Every time I listen to a recording of a work conducted by Sinopoli, I learn something more about the work. I don't necessarily enjoy it (for example, his recording of Madama Butterfly is, welll, just bad), but I still learn something. One of the less favorable reviews of this recording takes issue with the fact that Sinopoli treats the work as a symphony, not as a work of emotion. Well, I agree that he treats it as a symphony, but I think the operatic (i.e., emotional) aspect of Salome comes through loud and clear and the work is better for it. The symphonic aspects of the work are certainly there, and one of the treats of this recording is that its "orientalism" comes through far more than it does in the grisly (but wonderful) Solti/Nilsson recording. The work comes through as sinuous, sensual, exotic and lush. What's wrong with that?
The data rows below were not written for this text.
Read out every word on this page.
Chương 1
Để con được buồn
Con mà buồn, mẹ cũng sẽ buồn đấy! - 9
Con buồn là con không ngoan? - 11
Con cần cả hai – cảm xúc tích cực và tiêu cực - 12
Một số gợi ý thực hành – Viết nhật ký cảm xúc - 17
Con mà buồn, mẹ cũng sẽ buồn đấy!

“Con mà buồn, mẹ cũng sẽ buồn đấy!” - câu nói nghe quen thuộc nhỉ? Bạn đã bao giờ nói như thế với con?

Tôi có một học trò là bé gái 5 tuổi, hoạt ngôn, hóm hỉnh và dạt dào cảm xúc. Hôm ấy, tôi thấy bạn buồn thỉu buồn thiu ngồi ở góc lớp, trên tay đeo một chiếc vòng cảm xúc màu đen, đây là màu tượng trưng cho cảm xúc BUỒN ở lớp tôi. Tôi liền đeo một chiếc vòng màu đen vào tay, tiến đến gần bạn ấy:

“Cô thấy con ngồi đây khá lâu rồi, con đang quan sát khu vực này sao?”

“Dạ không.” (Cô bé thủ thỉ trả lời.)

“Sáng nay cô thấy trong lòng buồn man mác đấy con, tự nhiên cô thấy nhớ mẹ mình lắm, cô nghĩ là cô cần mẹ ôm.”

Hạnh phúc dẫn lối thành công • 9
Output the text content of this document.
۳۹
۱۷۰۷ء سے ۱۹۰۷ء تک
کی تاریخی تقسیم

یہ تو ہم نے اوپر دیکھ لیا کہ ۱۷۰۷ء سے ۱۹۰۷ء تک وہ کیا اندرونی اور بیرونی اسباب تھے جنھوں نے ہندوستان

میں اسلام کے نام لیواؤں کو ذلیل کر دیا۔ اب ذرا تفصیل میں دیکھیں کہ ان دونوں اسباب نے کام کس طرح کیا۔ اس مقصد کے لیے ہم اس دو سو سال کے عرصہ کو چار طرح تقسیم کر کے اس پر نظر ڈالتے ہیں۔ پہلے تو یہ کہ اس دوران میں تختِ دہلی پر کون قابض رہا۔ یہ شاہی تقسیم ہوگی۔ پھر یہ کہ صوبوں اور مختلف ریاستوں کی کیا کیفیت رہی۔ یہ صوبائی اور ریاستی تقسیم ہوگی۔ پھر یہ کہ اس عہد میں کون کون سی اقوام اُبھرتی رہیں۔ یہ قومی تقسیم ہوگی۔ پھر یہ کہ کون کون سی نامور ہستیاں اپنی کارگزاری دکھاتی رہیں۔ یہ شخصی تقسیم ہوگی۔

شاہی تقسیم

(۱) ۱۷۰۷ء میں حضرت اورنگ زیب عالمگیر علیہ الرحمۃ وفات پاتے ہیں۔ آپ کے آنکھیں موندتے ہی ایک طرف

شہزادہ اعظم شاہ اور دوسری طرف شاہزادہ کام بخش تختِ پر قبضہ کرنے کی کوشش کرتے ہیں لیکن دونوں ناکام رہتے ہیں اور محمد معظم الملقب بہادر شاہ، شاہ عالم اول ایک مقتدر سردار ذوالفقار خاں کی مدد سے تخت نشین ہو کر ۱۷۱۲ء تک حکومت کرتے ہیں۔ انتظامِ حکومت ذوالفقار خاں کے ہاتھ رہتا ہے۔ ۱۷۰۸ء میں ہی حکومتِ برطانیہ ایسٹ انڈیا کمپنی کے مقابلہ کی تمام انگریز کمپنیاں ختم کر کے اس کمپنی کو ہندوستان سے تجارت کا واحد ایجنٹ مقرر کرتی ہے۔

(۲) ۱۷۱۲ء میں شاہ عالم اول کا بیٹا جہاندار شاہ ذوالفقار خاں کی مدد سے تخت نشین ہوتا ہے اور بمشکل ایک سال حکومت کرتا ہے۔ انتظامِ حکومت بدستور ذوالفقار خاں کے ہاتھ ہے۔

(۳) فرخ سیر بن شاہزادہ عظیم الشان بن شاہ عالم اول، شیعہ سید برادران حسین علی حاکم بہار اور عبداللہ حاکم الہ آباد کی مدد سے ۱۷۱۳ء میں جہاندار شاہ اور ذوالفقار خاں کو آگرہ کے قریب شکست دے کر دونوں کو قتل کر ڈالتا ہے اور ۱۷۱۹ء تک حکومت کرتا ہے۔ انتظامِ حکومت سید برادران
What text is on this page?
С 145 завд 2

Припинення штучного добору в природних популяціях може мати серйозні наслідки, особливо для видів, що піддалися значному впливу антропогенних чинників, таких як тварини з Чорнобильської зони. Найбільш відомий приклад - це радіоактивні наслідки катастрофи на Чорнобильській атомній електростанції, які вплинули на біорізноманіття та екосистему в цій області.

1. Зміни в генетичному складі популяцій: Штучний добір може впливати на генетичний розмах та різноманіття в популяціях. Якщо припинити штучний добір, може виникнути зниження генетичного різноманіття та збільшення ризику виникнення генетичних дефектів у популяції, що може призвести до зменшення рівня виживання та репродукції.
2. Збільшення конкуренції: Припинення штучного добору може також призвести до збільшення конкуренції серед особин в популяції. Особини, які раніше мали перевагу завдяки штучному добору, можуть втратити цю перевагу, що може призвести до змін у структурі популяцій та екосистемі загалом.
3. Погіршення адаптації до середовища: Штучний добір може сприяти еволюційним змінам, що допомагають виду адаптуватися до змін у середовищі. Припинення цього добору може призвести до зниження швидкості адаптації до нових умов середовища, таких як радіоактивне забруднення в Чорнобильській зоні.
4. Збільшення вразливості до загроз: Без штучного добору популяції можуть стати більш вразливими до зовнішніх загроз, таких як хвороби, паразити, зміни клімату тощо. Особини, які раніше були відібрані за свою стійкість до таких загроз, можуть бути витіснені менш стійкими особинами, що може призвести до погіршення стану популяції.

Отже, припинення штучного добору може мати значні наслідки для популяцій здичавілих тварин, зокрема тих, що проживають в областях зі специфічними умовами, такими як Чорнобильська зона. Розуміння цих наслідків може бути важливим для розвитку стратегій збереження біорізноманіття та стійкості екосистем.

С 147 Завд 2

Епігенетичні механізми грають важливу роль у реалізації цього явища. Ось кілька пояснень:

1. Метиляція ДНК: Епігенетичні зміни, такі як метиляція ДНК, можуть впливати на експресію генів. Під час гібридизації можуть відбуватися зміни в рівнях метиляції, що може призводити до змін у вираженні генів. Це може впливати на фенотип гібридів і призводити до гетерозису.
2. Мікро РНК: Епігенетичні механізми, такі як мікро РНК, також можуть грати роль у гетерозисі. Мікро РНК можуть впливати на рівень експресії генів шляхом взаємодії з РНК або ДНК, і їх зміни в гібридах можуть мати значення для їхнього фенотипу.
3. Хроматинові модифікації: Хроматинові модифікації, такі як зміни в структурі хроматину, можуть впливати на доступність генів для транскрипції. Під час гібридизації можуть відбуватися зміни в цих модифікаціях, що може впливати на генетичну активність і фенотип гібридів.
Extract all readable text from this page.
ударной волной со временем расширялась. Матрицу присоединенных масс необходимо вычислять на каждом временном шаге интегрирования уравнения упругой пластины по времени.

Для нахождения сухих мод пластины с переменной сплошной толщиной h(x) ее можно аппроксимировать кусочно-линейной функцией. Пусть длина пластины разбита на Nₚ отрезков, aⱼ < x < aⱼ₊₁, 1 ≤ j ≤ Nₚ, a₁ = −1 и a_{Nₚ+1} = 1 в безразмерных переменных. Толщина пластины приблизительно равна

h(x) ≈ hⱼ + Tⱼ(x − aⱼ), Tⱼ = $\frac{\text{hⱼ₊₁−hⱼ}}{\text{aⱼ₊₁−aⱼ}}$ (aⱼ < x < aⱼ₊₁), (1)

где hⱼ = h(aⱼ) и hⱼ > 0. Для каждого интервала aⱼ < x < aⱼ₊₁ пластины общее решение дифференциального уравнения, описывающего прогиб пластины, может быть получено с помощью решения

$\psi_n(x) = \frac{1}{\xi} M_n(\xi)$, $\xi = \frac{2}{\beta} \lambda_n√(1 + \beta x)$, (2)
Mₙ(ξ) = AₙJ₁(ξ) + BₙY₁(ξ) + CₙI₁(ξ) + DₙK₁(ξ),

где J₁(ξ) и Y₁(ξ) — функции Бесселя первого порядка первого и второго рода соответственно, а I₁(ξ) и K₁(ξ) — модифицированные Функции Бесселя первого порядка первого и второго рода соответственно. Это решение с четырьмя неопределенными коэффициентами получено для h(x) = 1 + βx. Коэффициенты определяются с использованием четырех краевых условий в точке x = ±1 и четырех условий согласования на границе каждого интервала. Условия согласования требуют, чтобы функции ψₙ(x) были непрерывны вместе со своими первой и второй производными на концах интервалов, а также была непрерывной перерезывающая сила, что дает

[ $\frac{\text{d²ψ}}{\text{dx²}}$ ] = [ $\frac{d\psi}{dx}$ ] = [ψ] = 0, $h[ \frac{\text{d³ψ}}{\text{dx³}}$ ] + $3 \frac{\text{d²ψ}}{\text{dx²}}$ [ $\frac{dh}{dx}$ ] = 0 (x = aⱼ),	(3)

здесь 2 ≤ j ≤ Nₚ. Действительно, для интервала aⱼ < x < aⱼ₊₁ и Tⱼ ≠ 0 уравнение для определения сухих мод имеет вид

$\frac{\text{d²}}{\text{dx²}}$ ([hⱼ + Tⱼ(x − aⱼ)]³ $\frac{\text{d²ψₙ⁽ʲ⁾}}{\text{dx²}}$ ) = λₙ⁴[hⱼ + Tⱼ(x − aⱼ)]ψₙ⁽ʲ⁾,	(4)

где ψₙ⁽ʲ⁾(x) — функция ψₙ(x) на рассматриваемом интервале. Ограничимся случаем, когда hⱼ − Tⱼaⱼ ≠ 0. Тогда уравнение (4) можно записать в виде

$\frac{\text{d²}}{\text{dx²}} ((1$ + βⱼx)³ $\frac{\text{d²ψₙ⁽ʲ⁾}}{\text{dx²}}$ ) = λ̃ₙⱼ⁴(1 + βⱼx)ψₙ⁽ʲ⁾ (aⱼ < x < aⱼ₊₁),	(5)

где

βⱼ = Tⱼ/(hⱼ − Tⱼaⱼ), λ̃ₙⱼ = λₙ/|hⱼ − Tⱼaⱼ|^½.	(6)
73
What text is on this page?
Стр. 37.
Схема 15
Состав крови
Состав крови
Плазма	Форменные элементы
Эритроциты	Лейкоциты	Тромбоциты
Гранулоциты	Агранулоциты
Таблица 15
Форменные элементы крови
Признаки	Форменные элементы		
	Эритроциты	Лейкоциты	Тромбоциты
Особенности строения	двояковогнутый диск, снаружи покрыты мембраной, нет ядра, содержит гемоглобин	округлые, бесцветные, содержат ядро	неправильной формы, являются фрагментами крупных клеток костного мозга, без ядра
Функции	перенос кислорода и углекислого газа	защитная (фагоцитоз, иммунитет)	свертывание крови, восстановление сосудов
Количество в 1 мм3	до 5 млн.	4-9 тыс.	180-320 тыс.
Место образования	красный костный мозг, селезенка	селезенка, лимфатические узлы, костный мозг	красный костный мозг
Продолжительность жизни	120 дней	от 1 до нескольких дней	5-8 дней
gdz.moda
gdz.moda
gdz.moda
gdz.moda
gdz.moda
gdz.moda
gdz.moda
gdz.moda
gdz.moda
As for the singing, I don't know much about Cheryl Studer; she didn't sing much at the Met when I used to go there, but she is nearly perfect for the part. She is a spoiled adolescent who is used to getting her way, perverse though it may be, and it's just right for the role. My only quibble is that in the last scene there are times when I wish she would favor the singing a bit more than the characterization. That said, it's still a captivating performance.
Bryn Terfel is magnificent as John the Baptist, and Leonie Rysanek is nearly as good as Herodias. The other roles are not as well cast, but when you have these three and the splendid conducting of Sinopoli, who cares?